Parler d’un « morceau de cerveau » est une image, non une qualification juridique. Une IA ne devient pas une partie de la personne qui l’utilise. En revanche, elle peut concentrer des traces de son raisonnement, de ses projets et de ses échanges. C’est précisément pourquoi la possibilité de quitter un service sans perdre l’essentiel mérite d’être pensée comme une liberté numérique.
Ce que le droit européen apporte déjà, et ce qu’il ne règle pas encore
L’Union européenne ne part pas de zéro. Plusieurs textes ont installé l’idée que les données ne doivent pas devenir une prison commerciale. Ils n’offrent toutefois pas, en juillet 2025, un droit général et immédiat à transférer l’intégralité de la mémoire d’un assistant conversationnel vers n’importe quel concurrent.
Le RGPD, applicable depuis 2018, prévoit un droit à la portabilité dans certaines conditions. Il vise les données fournies par la personne concernée, lorsque le traitement repose sur le consentement ou l’exécution d’un contrat et qu’il est automatisé. Ce droit est précieux, mais il comporte des limites : il ne couvre pas automatiquement toutes les informations dérivées ou inférées par le fournisseur, et il doit respecter les droits et libertés d’autres personnes.
Le règlement sur la gouvernance des données, ou DGA, applicable depuis septembre 2023, encadre certains mécanismes de partage et de réutilisation des données dans l’Union. Il favorise un environnement de confiance, mais n’impose pas aux plateformes d’IA grand public un format commun pour les mémoires de leurs utilisateurs.
Le règlement sur les marchés numériques, ou DMA, constitue un autre précédent. Il impose des obligations spécifiques aux très grandes plateformes désignées comme contrôleurs d’accès, notamment en matière de portabilité et, pour certains services de communication, d’interopérabilité. Son périmètre ne se confond pas avec celui de tous les assistants IA, mais il montre que l’Union peut intervenir lorsque la dépendance à un écosystème menace le choix des utilisateurs.
Enfin, le Data Act deviendra applicable le 12 septembre 2025. Il contient des règles sur l’accès aux données, le changement de fournisseur de services de traitement des données et l’interopérabilité de certains services.

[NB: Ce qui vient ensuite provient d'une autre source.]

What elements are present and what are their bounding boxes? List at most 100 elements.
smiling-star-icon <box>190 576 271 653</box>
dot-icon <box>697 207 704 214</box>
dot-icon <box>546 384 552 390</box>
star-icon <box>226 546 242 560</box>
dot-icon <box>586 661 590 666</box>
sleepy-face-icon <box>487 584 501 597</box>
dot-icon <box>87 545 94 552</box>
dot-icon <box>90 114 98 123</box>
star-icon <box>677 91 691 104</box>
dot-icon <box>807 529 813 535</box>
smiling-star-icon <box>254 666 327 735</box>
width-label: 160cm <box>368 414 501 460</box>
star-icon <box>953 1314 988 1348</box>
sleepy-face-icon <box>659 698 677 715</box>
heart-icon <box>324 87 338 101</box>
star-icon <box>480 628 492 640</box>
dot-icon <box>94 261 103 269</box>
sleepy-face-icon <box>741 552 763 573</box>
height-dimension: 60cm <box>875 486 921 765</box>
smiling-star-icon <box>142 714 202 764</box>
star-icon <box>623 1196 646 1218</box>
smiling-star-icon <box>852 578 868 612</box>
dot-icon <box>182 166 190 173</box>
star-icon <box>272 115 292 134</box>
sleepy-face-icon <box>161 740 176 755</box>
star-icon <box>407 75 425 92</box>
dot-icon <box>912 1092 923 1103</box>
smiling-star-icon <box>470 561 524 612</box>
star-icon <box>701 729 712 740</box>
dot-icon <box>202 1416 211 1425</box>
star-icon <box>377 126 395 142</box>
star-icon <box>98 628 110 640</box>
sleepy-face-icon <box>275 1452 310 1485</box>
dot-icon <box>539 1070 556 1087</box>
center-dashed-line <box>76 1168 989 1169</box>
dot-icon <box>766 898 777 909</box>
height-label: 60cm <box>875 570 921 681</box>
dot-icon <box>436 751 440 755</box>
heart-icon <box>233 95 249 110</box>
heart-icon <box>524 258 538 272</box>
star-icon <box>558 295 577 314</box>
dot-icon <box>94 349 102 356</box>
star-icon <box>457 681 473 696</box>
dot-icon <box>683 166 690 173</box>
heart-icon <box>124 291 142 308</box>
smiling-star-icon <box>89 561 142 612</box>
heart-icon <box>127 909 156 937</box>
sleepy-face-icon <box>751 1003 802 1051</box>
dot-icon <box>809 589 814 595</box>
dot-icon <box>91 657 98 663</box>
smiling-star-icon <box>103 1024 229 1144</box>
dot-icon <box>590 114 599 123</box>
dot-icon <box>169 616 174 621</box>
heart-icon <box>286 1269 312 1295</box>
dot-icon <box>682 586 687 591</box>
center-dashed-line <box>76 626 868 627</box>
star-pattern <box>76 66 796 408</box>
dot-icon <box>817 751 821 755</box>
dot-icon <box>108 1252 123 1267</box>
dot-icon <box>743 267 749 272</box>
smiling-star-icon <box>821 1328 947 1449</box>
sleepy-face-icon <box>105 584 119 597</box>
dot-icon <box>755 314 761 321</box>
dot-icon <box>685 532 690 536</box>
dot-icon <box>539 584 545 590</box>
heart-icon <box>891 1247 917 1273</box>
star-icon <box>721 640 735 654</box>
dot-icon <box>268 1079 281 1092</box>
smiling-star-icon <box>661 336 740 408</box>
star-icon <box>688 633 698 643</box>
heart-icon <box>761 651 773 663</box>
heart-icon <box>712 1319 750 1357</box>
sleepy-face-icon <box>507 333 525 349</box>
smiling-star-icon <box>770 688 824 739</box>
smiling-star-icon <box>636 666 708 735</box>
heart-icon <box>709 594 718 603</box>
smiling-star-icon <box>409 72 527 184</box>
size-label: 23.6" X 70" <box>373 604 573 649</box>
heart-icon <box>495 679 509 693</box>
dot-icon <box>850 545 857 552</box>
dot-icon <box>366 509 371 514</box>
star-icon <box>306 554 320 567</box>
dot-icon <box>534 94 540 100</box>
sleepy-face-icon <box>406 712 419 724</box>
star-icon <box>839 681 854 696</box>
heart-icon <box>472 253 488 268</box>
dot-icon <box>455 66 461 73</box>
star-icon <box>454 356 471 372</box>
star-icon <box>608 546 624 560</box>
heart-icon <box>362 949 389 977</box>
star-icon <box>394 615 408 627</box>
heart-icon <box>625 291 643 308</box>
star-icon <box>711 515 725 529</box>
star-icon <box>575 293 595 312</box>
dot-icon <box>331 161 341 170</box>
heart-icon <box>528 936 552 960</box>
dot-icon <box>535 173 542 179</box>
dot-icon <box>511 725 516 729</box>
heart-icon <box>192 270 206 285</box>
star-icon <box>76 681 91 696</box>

Son apport doit être observé avec attention, sans lui prêter une portée qu’il n’a pas encore : il ne crée pas, à lui seul, une mémoire IA portable et universelle.

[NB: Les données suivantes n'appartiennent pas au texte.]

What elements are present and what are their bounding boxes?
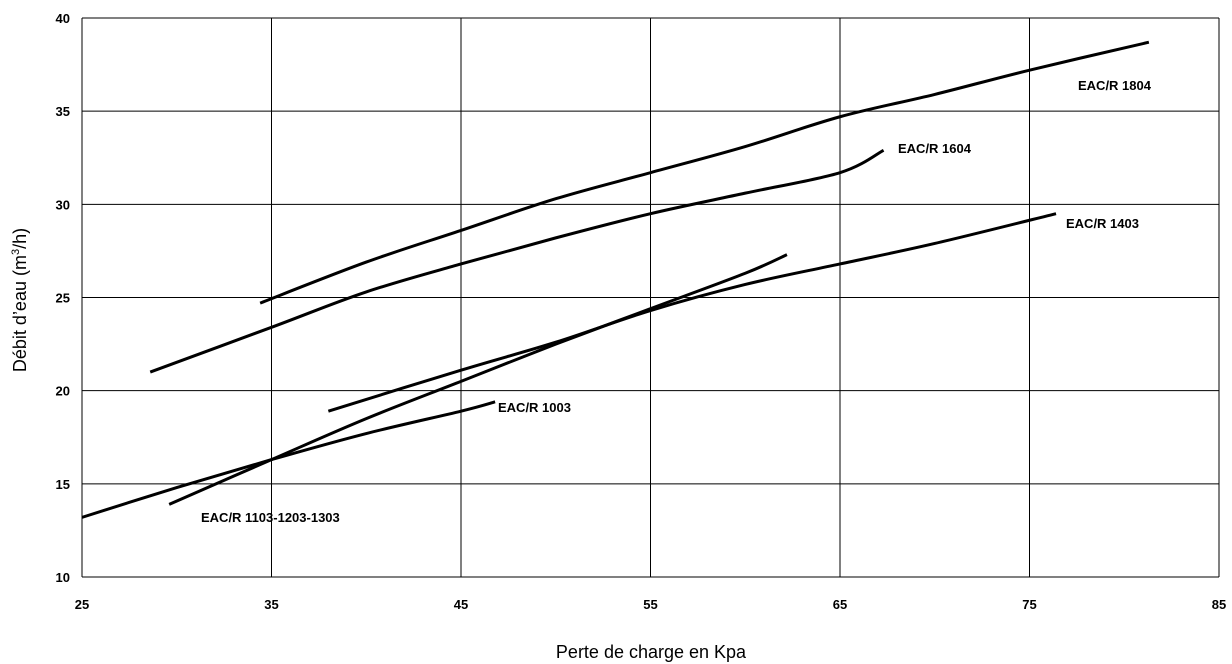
series-label-2: EAC/R 1403 [1066, 216, 1139, 231]
y-axis-label-suffix: /h) [10, 228, 30, 249]
y-tick-label: 25 [56, 291, 70, 306]
x-tick-label: 55 [643, 597, 657, 612]
series-label-3: EAC/R 1604 [898, 141, 972, 156]
y-tick-label: 30 [56, 197, 70, 212]
series-labels: EAC/R 1003 EAC/R 1103-1203-1303 EAC/R 1403… [201, 78, 1152, 525]
y-tick-label: 40 [56, 11, 70, 26]
y-tick-label: 10 [56, 570, 70, 585]
x-tick-label: 25 [75, 597, 89, 612]
y-axis-label-superscript: 3 [10, 249, 22, 255]
series-label-0: EAC/R 1003 [498, 400, 571, 415]
x-tick-label: 35 [264, 597, 278, 612]
x-tick-label: 85 [1212, 597, 1226, 612]
y-axis-label: Débit d’eau (m3/h) [10, 228, 30, 372]
series-label-4: EAC/R 1804 [1078, 78, 1152, 93]
y-axis-label-prefix: Débit d’eau (m [10, 255, 30, 372]
x-axis-label: Perte de charge en Kpa [556, 642, 747, 662]
grid-lines [81, 17, 1220, 578]
series-line-3 [149, 148, 885, 374]
x-tick-label: 65 [833, 597, 847, 612]
series-line-0 [81, 400, 496, 519]
y-tick-label: 20 [56, 384, 70, 399]
series-label-1: EAC/R 1103-1203-1303 [201, 510, 340, 525]
x-tick-label: 45 [454, 597, 468, 612]
series-line-1 [168, 253, 788, 506]
y-tick-label: 35 [56, 104, 70, 119]
x-tick-label: 75 [1022, 597, 1036, 612]
x-tick-labels: 25 35 45 55 65 75 85 [75, 597, 1226, 612]
series-line-2 [327, 212, 1057, 413]
series-line-4 [259, 40, 1150, 305]
y-tick-labels: 10 15 20 25 30 35 40 [56, 11, 70, 585]
series-lines [81, 40, 1150, 519]
y-tick-label: 15 [56, 477, 70, 492]
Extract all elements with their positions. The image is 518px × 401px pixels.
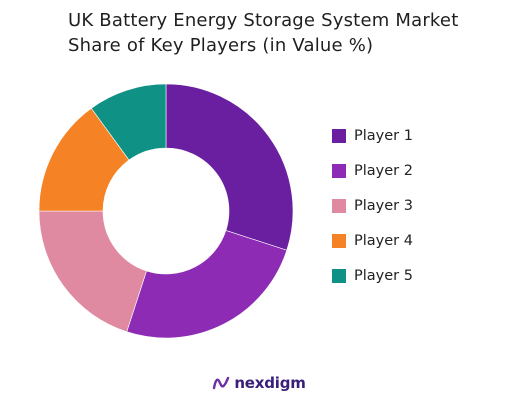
donut-slice-player-3 [38,210,147,333]
legend-swatch-player-3 [332,198,346,213]
legend-label-player-5: Player 5 [354,267,413,284]
legend-item-player-4: Player 4 [332,223,413,258]
legend-item-player-1: Player 1 [332,118,413,153]
donut-slices [38,83,294,339]
brand-logo: nexdigm [0,374,518,392]
legend-label-player-4: Player 4 [354,232,413,249]
legend-swatch-player-5 [332,268,346,283]
legend-swatch-player-4 [332,233,346,248]
nexdigm-logo-icon [213,376,230,390]
brand-name: nexdigm [234,374,306,392]
donut-slice-player-1 [165,83,294,251]
donut-slice-player-2 [126,230,288,339]
legend-label-player-1: Player 1 [354,127,413,144]
legend-item-player-2: Player 2 [332,153,413,188]
donut-slice-player-5 [90,83,167,161]
chart-legend: Player 1 Player 2 Player 3 Player 4 Play… [332,118,413,293]
legend-label-player-3: Player 3 [354,197,413,214]
legend-item-player-3: Player 3 [332,188,413,223]
legend-label-player-2: Player 2 [354,162,413,179]
legend-item-player-5: Player 5 [332,258,413,293]
chart-title-line-1: UK Battery Energy Storage System Market [68,10,459,31]
legend-swatch-player-1 [332,128,346,143]
legend-swatch-player-2 [332,163,346,178]
chart-title-line-2: Share of Key Players (in Value %) [68,35,374,56]
chart-title: UK Battery Energy Storage System Market … [68,8,508,58]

| Repère européen ou français | Apport principal | Limite pour les mémoires d’IA génératives |
|---|---|---|
| Portabilité des numéros mobiles, France, 2003 | Facilite le changement d’opérateur | Un numéro est bien plus simple qu’un contexte conversationnel |
| RGPD, applicable en 2018 | Donne un droit à la portabilité de certaines données personnelles | Ne couvre pas nécessairement les inférences et la logique de personnalisation |
| DSP2 | Ouvre, avec consentement, l’accès aux données de comptes de paiement à des acteurs autorisés | Concerne le secteur bancaire, dans un cadre fortement régulé |
| DGA, applicable en 2023 | Organise des conditions de partage de données de confiance | Ne prescrit pas de standard de mémoire pour les LLM |
| Espace européen des données de santé, entré en vigueur en mars 2025 | Prépare un cadre de circulation sécurisée des données de santé | Son déploiement est progressif et il ne concerne pas les assistants généralistes |
Santé, banque : des précédents utiles mais encadrés
La directive sur les services de paiement, souvent appelée DSP2, a illustré l’intérêt d’un partage sécurisé. Avec l’accord du client, des prestataires autorisés peuvent accéder à certaines données de comptes de paiement afin de proposer de nouveaux services. L’ouverture n’est pas absolue : elle repose sur des règles d’authentification, de sécurité et de responsabilité.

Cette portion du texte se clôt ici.